In short, native advertising is a paid placement of content that fits in with the layout of the site it’s on, usually without a clear call to action.

Other ways to promote natively include:

  • Facebook Dark Posts
  • Promoted.com
  • NamoMedia (mobile)

9. Focus On Creating Big Content

As mentioned, thinking about your content promotion strategy should come before you create content. To illustrate this point, WordStream put together a great visual showing that four percent of their content generates 85 percent of their shares and five percent generates 95 percent of their high-quality links.

As stated by Larry Kim, focus 20 percent of your time on creating fewer high-quality pieces of content and the other 80 percent on promoting that content.

Mackenzie Fogelson from Web Mack Solutions wrote a great piece explaining how they previously relied solely on blog posts, infographics and so forth until they turned to a big content piece and created a 147 -page guide book on building communities, which lead to significant earned media and credibility for their agency.

10. Buy a Niche Media Property

Buy an entire site? To be clear, this strategy does work best for larger businesses that have a clear proposition on who their ideal audience is, but buying a niche blog doesn’t have to cost an arm and a leg.

Joseph Pulizzi from Content Marketing Institute has been a vocal advocate of this strategy, and I can’t say I disagree with him.

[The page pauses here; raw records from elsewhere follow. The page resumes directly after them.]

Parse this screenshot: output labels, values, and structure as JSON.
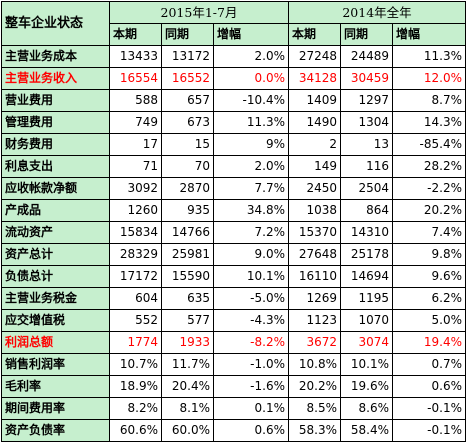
{
  "header": {
    "corner": "整车企业状态",
    "period1": "2015年1-7月",
    "period2": "2014年全年",
    "sub": [
      "本期",
      "同期",
      "增幅",
      "本期",
      "同期",
      "增幅"
    ]
  },
  "rows": [
    {
      "label": "主营业务成本",
      "highlight": false,
      "values": [
        "13433",
        "13172",
        "2.0%",
        "27248",
        "24489",
        "11.3%"
      ]
    },
    {
      "label": "主营业务收入",
      "highlight": true,
      "values": [
        "16554",
        "16552",
        "0.0%",
        "34128",
        "30459",
        "12.0%"
      ]
    },
    {
      "label": "营业费用",
      "highlight": false,
      "values": [
        "588",
        "657",
        "-10.4%",
        "1409",
        "1297",
        "8.7%"
      ]
    },
    {
      "label": "管理费用",
      "highlight": false,
      "values": [
        "749",
        "673",
        "11.3%",
        "1490",
        "1304",
        "14.3%"
      ]
    },
    {
      "label": "财务费用",
      "highlight": false,
      "values": [
        "17",
        "15",
        "9%",
        "2",
        "13",
        "-85.4%"
      ]
    },
    {
      "label": "利息支出",
      "highlight": false,
      "values": [
        "71",
        "70",
        "2.0%",
        "149",
        "116",
        "28.2%"
      ]
    },
    {
      "label": "应收帐款净额",
      "highlight": false,
      "values": [
        "3092",
        "2870",
        "7.7%",
        "2450",
        "2504",
        "-2.2%"
      ]
    },
    {
      "label": "产成品",
      "highlight": false,
      "values": [
        "1260",
        "935",
        "34.8%",
        "1038",
        "864",
        "20.2%"
      ]
    },
    {
      "label": "流动资产",
      "highlight": false,
      "values": [
        "15834",
        "14766",
        "7.2%",
        "15370",
        "14310",
        "7.4%"
      ]
    },
    {
      "label": "资产总计",
      "highlight": false,
      "values": [
        "28329",
        "25981",
        "9.0%",
        "27648",
        "25178",
        "9.8%"
      ]
    },
    {
      "label": "负债总计",
      "highlight": false,
      "values": [
        "17172",
        "15590",
        "10.1%",
        "16110",
        "14694",
        "9.6%"
      ]
    },
    {
      "label": "主营业务税金",
      "highlight": false,
      "values": [
        "604",
        "635",
        "-5.0%",
        "1269",
        "1195",
        "6.2%"
      ]
    },
    {
      "label": "应交增值税",
      "highlight": false,
      "values": [
        "552",
        "577",
        "-4.3%",
        "1123",
        "1070",
        "5.0%"
      ]
    },
    {
      "label": "利润总额",
      "highlight": true,
      "values": [
        "1774",
        "1933",
        "-8.2%",
        "3672",
        "3074",
        "19.4%"
      ]
    },
    {
      "label": "销售利润率",
      "highlight": false,
      "values": [
        "10.7%",
        "11.7%",
        "-1.0%",
        "10.8%",
        "10.1%",
        "0.7%"
      ]
    },
    {
      "label": "毛利率",
      "highlight": false,
      "values": [
        "18.9%",
        "20.4%",
        "-1.6%",
        "20.2%",
        "19.6%",
        "0.6%"
      ]
    },
    {
      "label": "期间费用率",
      "highlight": false,
      "values": [
        "8.2%",
        "8.1%",
        "0.1%",
        "8.5%",
        "8.6%",
        "-0.1%"
      ]
    },
    {
      "label": "资产负债率",
      "highlight": false,
      "values": [
        "60.6%",
        "60.0%",
        "0.6%",
        "58.3%",
        "58.4%",
        "-0.1%"
      ]
    }
  ],
  "colors": {
    "label_bg": "#c6efce",
    "highlight_text": "#ff0000",
    "cell_bg": "#ffffff",
    "border": "#000000"
  }
}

Owning a media property allows you to directly engage with your audience through content and establish your brand as a thought leader. It’s a strategy that should be taken with caution, however, as you don’t want to bombard this audience with advertisements, but rather see it as a platform to help your audience at scale.

11. Use Twitter Lead Gen Cards To Target Events

Jordan Skole, Director of Marketing at Ambassador recently released an article on generating high-quality Twitter leads where he shared some great insights on targeting relevant events because:

  • Conference attendees clearly have a budget
  • Events are focused on a certain topic
  • Participants are active on social media & searching for a specific hashtag
  • Follow a predictable schedule

It’s best to distribute a guide, eBook, case study or something of value in exchange for an email address for this strategy to work best.

12. Reserve Additional Content Only For Visitors Who Share

Andrew Chen, a popular tech blogger known for popularizing the term ‘growth hacker,’ regularly writes about viral marketing, analytics, and growth in Silicon Valley. As an investor and advisor in AppSumo, he wrote a free eBook titled Rational Growth which he put out for free on AppSumo that required visitors to share to one of their social networks to download, resulting in over fifteen thousand downloads.

13. Use Snip.ly When Curating Content

Just like you want people to share your content, it’s always good to share others’ content (as long as it’s worthy of sharing). Curating others’ content doesn’t mean that you can’t bring additional value to your readers and benefit from the process as well.

Snip.ly allows you to create a banner that goes on the bottom of the content you share, in which you can then share a relevant piece of content that you wrote that will resonate with the same audience that the article you’re sharing does.

If done right, you’ll bring your readers more value, help out the author of the article you shared, and generate more traffic to your content.

While creating great content is always a must, thinking about content distribution even before you create content is often an overlooked step and thus huge missed opportunity. Remember to always ask yourself, “Who will share this and why?” and have a clear answer before you hit publish.

What other content distribution strategies are you using effectively?